Every July 15 is National Give Something Away Day, an excellent chance to do something nice for someone else while actually making your own life better at the same time! So here’s the truth – people have too much stuff as a general rule. I believe that we spend half of our lives collecting stuff, then half of our lives giving it away or trying to get rid of it.
I’ve seen too many of my friends whose parents have passed have to deal with not only grief but A LOT OF STUFF.
My yoga practice constantly reminds me of the importance of simplicity. “ Me and My Mat “ and all of that – but it’s true – Less is more!
Apparently, I’m not the only one who thinks so – Decluttering, pairing down, downsizing and giving back are all on the rise across the United States. We live in extreme abundance, often without even recognizing it as we go about our daily life. Part of having gratitude for that abundance is the ability to share it, to give-away. In the spirit of the Northwest Potlatch, the more you own means the more you can give away.
In the Potlatch feasts, the giver receives a sense of lightness and joy from the act of giving as well. As I mention in an entire chapter dedicated to this in my book YogaLean cleaning out spaces simplifies our lives and makes room for more positive flow of light, air and energy. There are various ways to participate in the act of giving something away.
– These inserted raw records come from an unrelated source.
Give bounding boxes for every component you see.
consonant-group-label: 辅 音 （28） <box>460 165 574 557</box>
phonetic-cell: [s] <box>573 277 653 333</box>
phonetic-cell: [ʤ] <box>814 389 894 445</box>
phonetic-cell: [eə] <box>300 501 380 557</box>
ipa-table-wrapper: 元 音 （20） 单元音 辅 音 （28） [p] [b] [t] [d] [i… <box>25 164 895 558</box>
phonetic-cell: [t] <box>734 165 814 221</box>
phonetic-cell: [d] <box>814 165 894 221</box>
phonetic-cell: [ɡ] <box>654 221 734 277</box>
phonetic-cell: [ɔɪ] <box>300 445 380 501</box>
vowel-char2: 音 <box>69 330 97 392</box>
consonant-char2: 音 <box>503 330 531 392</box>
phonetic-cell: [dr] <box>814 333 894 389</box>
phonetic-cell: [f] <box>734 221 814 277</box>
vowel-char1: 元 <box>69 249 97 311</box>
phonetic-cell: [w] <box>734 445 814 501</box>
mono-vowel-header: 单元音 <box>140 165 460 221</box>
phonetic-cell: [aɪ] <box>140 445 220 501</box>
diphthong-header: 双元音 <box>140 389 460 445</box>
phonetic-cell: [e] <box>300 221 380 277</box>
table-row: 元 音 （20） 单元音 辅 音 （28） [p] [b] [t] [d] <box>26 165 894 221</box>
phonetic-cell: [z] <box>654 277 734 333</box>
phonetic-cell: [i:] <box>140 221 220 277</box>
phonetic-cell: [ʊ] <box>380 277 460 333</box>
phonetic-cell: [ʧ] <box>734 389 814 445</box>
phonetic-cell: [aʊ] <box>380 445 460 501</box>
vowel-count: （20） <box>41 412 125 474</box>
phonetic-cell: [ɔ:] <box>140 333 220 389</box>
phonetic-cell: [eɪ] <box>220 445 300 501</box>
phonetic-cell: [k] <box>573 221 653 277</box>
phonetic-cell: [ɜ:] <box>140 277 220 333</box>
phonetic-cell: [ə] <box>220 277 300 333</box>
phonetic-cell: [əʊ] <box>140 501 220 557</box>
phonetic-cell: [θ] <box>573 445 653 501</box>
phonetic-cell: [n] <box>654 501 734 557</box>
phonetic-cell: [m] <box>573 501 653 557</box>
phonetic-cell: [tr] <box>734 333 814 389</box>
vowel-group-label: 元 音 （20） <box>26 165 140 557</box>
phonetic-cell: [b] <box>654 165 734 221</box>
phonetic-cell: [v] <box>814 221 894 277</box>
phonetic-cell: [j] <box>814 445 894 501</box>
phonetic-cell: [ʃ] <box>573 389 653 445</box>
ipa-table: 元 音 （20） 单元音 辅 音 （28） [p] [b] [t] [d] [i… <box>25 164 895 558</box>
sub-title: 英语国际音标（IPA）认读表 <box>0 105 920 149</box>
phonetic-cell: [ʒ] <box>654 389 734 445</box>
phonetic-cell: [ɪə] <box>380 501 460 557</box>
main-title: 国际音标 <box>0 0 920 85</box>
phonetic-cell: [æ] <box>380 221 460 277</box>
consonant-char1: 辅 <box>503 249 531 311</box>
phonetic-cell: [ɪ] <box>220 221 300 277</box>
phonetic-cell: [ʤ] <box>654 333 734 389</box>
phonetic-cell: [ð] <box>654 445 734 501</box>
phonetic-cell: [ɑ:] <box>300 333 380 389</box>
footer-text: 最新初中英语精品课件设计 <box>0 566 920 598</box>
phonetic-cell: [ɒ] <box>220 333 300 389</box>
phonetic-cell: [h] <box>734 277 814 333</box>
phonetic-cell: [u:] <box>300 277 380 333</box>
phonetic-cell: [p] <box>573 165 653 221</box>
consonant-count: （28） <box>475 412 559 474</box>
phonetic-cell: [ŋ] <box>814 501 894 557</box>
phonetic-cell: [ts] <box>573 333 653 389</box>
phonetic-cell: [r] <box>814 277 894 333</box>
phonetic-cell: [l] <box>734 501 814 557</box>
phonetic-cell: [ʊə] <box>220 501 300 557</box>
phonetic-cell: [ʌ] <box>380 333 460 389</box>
Give away items; clean out a closet or garage and donate the excess.
Donate money to an organization or buy a meal or drink for an random person. Also very valuable and crucial is giving time and skills.
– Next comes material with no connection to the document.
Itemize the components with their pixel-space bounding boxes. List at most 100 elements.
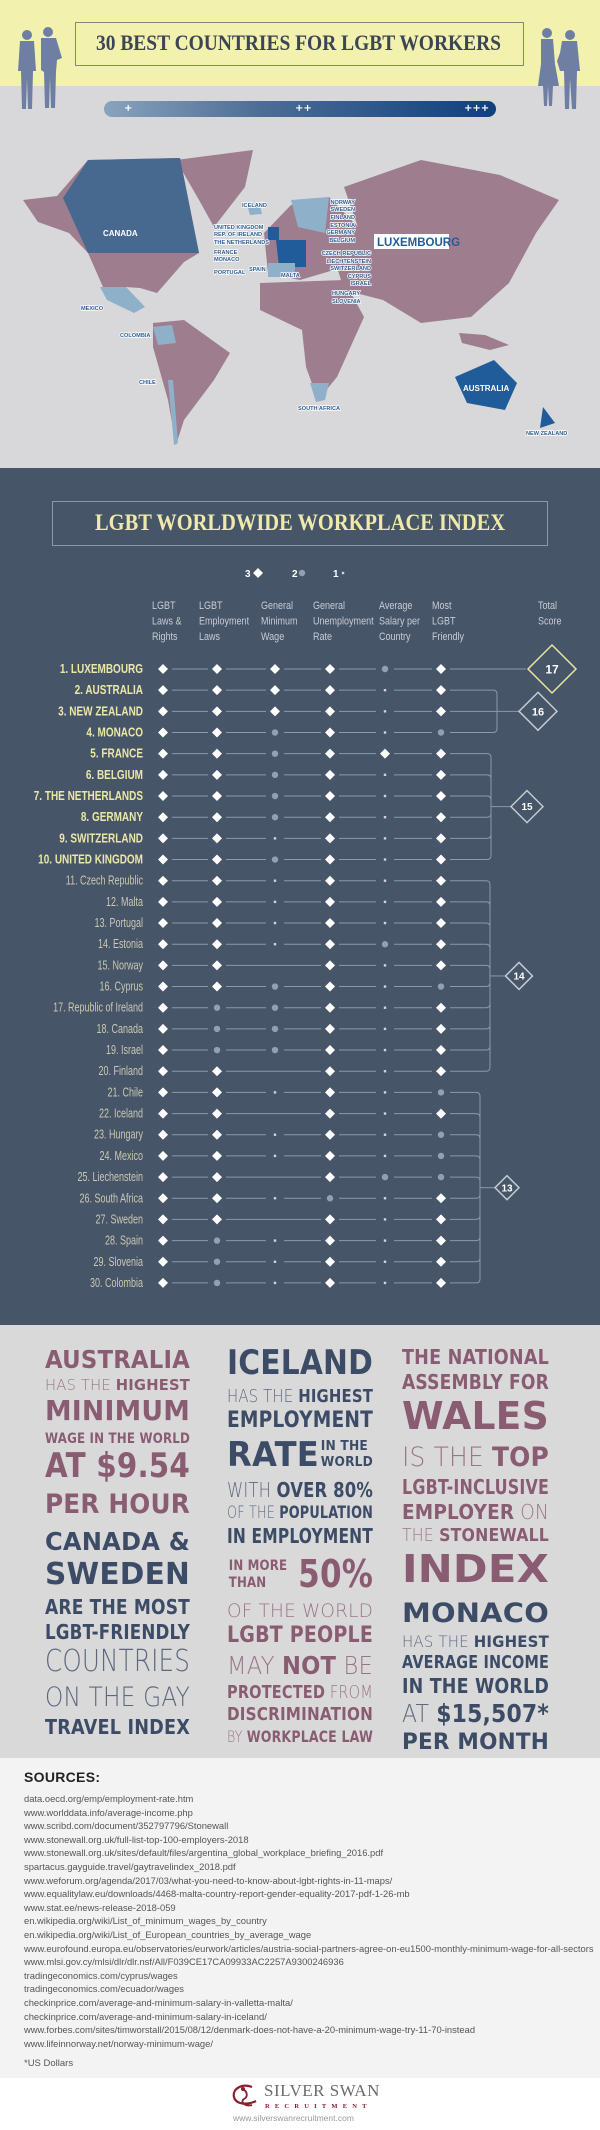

Volunteer at a food pantry or local library. Look around your community and see where your interest and attention can make a difference, whether it be the local animal shelter, after-school programs, arts centers, prison or elders’ home.
Give someone your seat in a public situation (bus, train etc)
Pay it forward.
YogaFit has always believed in and supported the idea of giving as a community service and Karmic obligation. You have something=you give something. That is why all of our students must complete eight hours of free yoga classes somewhere in the community before they can receive their Level One certificate.
Look around you, see the abundance. There is probably something you can give away today and make someone’s day!